In the experiments of cytotoxicity and cellular uptake, we found that there was no positive correlation between cytotoxicity and cellular uptake. The increased cytotoxicity may be caused by TPGS rather than the increase of cellular uptake; or maybe IGG can regulate some receptors on the cell surface and lead to cell apoptosis. All these need further study.

Among the 32 metabolites of IGG, there were 17 kinds of oxidation, di-oxidation and oxidation and methylation metabolites, indicating that IGG have strong antioxidant activity, which was consistent with previous reports [22]. Among the metabolites of IGG-loaded mixed nanomicelles, the metabolites in plasma, bile, urine and feces were also different, indicating that in different substrates, the metabolites were different.

In the metabolism study of nanomicelles and monomers, the metabolites of nanomicelles were significantly less than those of monomers, which was due to the stable structure of micelles. When the drugs were encapsulated, it was not easily degraded by proteases and other biochemical substances in the gastrointestinal tract. Thereby, the metabolites in feces were reduced. In addition, from the distribution of metabolites, we can detect the metabolites of IGG-loaded mixed nanomicelles in feces, urine, bile and plasma, but for monomers, we can only detect metabolites in feces, which meant that IGG was hardly dissolved in water and could not be effectively absorbed and utilized in the gastrointestinal tract, and its bioavailability was very low.

But, when it was prepared into micelles, IGG could be absorbed into blood, bile and urine, and the metabolites were enough to be detected. By comparing the metabolites of IGG monomers and mixed nanomicelles, it was found that among the metabolites of micelles, there were 3 metabolites in plasma bile and urine different from that of the monomers, which was due to the difference in the matrix. And five kinds of metabolites in feces were different from that of monomers. It indicated that the metabolic pathway of monomers in feces had also changed after being prepared into micelles, resulting in the difference of metabolites.

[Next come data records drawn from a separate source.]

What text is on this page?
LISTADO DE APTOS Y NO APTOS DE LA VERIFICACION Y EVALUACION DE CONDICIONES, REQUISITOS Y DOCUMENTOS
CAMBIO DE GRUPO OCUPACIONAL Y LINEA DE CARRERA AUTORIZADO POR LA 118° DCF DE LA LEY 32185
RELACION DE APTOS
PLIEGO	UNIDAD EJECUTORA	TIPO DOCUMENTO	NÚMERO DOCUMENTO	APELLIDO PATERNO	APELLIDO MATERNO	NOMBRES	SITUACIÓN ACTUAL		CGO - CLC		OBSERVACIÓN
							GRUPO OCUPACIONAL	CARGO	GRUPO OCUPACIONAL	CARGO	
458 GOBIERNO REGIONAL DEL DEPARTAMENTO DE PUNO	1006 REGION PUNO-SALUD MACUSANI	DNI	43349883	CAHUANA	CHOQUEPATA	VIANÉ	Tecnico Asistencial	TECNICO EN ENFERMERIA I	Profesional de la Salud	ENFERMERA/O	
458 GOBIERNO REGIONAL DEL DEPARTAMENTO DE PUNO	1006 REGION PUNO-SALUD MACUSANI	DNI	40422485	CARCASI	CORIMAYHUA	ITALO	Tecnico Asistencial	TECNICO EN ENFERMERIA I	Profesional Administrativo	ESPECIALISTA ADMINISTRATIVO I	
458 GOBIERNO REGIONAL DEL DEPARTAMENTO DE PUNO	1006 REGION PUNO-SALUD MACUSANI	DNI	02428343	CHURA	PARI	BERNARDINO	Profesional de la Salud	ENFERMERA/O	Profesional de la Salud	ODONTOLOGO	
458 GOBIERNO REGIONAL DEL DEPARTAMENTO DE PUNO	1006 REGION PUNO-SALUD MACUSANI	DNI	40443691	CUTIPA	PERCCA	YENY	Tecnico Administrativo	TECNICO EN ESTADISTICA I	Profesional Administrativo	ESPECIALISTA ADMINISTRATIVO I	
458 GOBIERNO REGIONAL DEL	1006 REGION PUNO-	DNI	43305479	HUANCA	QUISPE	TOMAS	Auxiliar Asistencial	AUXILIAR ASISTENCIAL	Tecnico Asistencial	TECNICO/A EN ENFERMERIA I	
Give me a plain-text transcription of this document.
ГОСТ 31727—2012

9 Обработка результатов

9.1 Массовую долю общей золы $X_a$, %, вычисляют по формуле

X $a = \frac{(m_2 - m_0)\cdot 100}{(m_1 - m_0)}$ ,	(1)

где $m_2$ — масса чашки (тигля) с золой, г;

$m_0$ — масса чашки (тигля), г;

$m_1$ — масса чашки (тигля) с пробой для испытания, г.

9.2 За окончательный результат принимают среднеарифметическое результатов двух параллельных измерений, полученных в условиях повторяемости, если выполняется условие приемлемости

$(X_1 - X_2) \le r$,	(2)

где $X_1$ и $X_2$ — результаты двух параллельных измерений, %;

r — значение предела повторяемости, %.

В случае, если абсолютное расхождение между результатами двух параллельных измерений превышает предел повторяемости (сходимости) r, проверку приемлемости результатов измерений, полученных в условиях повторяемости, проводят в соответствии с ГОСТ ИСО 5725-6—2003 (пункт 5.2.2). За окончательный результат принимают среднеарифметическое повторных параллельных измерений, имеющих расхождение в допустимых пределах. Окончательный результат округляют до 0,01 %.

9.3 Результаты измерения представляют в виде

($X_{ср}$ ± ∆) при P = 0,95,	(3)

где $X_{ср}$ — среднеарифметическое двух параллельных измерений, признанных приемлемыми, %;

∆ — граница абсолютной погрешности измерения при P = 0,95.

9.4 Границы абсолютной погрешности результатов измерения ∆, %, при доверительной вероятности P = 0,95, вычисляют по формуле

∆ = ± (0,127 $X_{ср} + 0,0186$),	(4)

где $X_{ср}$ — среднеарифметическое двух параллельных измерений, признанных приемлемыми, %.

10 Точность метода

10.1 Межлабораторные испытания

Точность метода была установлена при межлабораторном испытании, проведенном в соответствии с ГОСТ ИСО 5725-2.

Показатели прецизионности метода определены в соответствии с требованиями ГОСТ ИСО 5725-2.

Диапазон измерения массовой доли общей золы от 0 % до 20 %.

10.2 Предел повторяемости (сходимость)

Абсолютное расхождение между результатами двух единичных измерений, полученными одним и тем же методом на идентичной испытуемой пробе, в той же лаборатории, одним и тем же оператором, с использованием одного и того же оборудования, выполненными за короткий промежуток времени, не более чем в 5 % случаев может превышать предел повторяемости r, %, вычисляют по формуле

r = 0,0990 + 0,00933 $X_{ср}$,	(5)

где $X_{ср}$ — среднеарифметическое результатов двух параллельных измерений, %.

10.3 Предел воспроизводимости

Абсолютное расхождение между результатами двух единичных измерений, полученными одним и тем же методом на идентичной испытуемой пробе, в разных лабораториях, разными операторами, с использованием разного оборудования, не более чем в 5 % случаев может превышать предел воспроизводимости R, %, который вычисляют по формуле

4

In this experiment, we prepared an IGG mixed nanomicelle with good solubility and stability, high encapsulation efficiency, and a particle size of less than 100 nm, which was highly toxic to cancer cells and released slowly in the body. It can provide a good choice for the development of anticancer drugs.

5. Conclusion

In this experiment, IGG-loaded TPGS/soluplus mixed micelles with small particle size, uniform distribution and high encapsulation efficiency were successfully prepared. The physicochemical properties could be relatively stable within 60 d, and the toxicity to A549 cells was significantly higher than that of IGG monomer. However, the cellular uptake was lower than that of IGG monomers due to the negative electricity on the surface of micelles and cell membranes. In the metabolism, a total of 32 metabolites of IGG monomer and 21 metabolites of IGG-loaded mixed micelles were detected. The metabolites of IGG can only be detected in feces while the metabolites of IGG-loaded mixed micelles can also be detected in feces, urine, bile and plasma, which indicated that he bioavailability of IGG was improved after being prepared into mixed nanomicelles and the metabolite pathway was changed. The results were shown in Table 3. In conclusion, after the preparation of nano-micelles, the solubility and stability were enhanced, cytotoxicity was increased and the bioavailability was improved, which provided a new choice for the development of new drugs.